Defense Department spokeswoman Judith McCallum says this will be the first cooperative effort of this type for Afghanistan. "A lot of this stuff here is very basic stuff pencils, paper, crayons, erasers, coloring books, I mean very, very basic things, but they don't have them. They just don't have them. So I think it will mean a lot. I think it's a great re-supply effort," she says. "We do stuff like this around the globe and it's a wonderful partnership between private citizens, non-profit organizations and the Department of Defense."

The Defense Department makes space available on its cargo planes for private organizations to deliver aid around the world.

In this case, the group Chances for Children is sending the goods. Director Kenneth Merlo says this particular effort stemmed from people seeing his organization's founder, the Duchess of York, on television a few months ago. "This program came about directly because the Duchess of York was on Larry King and talked about the work we do and about children in Afghanistan and what they can use," he says. "And then these children of Montreal, and then some of the states, on their initiative, collected school supplies. It's the first of what we hope will be many humanitarian airlifts to places like Afghanistan."

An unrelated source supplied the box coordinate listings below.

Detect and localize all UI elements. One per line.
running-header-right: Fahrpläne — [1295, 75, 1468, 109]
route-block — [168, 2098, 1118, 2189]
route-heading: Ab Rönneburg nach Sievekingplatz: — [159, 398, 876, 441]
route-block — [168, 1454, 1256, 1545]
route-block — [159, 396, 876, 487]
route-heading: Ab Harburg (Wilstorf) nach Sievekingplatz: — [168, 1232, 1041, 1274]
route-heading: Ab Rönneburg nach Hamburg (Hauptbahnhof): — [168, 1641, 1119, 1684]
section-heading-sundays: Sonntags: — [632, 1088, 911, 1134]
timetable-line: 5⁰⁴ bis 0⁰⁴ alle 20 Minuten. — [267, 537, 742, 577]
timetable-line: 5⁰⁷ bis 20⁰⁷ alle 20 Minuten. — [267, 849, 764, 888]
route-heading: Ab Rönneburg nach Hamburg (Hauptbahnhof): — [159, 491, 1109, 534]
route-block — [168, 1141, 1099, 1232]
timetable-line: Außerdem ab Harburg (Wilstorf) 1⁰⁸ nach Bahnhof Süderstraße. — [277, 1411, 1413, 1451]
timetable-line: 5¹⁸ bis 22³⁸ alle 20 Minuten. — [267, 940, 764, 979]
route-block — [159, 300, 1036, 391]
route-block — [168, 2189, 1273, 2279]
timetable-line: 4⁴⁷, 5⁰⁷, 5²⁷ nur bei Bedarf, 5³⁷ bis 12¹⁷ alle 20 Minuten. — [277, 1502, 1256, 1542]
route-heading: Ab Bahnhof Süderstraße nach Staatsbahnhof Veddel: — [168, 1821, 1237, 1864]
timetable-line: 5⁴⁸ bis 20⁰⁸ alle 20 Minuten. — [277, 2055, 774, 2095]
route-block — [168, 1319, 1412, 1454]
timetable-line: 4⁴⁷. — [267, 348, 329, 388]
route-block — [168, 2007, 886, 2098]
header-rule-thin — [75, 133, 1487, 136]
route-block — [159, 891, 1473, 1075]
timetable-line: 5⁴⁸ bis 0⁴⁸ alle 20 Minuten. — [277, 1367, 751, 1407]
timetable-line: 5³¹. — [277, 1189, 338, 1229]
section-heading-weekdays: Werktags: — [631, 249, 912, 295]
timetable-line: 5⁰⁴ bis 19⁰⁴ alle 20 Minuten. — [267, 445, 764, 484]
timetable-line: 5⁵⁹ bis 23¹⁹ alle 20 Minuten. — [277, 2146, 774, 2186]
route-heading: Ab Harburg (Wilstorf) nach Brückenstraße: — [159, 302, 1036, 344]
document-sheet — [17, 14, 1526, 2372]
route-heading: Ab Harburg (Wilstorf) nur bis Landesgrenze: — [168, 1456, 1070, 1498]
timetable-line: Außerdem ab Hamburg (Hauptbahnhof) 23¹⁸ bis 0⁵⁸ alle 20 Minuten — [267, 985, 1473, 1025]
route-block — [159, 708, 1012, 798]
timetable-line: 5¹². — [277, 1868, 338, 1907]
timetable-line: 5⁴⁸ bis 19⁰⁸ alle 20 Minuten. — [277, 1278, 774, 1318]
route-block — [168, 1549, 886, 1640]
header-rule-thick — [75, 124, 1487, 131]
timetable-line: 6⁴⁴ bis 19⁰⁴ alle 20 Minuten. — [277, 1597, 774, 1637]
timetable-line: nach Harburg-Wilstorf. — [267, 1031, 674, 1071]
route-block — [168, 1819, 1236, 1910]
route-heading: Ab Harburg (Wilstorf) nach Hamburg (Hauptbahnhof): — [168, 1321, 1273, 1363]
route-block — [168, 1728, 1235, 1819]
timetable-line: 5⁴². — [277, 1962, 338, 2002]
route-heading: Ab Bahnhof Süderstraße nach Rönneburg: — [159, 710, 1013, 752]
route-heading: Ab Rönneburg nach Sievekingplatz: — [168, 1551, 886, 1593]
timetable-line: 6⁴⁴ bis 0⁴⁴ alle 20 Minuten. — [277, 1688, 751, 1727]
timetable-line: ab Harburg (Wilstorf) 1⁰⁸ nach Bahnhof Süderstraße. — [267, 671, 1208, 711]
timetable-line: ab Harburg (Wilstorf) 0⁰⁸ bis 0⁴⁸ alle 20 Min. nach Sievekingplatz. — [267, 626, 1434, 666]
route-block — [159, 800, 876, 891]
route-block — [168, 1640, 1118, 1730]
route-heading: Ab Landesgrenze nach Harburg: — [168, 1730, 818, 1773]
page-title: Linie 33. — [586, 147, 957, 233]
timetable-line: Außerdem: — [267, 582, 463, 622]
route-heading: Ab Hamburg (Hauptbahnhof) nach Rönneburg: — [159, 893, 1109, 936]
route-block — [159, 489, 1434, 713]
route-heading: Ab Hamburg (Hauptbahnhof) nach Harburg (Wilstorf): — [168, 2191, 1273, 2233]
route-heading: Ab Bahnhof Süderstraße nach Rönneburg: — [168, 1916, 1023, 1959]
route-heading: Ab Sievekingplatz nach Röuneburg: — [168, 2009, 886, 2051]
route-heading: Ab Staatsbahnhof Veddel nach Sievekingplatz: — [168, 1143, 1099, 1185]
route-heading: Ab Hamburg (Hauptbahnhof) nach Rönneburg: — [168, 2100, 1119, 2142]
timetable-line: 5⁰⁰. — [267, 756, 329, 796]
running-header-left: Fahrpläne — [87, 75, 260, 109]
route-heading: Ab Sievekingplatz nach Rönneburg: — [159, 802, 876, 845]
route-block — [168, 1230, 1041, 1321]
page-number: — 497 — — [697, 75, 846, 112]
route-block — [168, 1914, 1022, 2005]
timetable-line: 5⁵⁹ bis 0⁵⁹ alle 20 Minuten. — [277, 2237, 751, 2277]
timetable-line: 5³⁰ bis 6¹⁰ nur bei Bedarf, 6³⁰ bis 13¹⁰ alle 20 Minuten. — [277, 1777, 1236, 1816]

The children drew pictures on the transport boxes and wrote slogans such as "turn the page."

Defense Department Representative Michael Ritchie says this aid is proof the people of the United States are looking past their pain. "What makes this one [shipment] particularly meaningful is that it shows the outpouring of the giving of the American nation and there are no hard feelings to the people and particularly the children of Afghanistan," he says.

Kenneth Merlo from Chances for Children says he hopes the goods will be transported to the U.S. Bagram Air base near Kabul in within the next two weeks.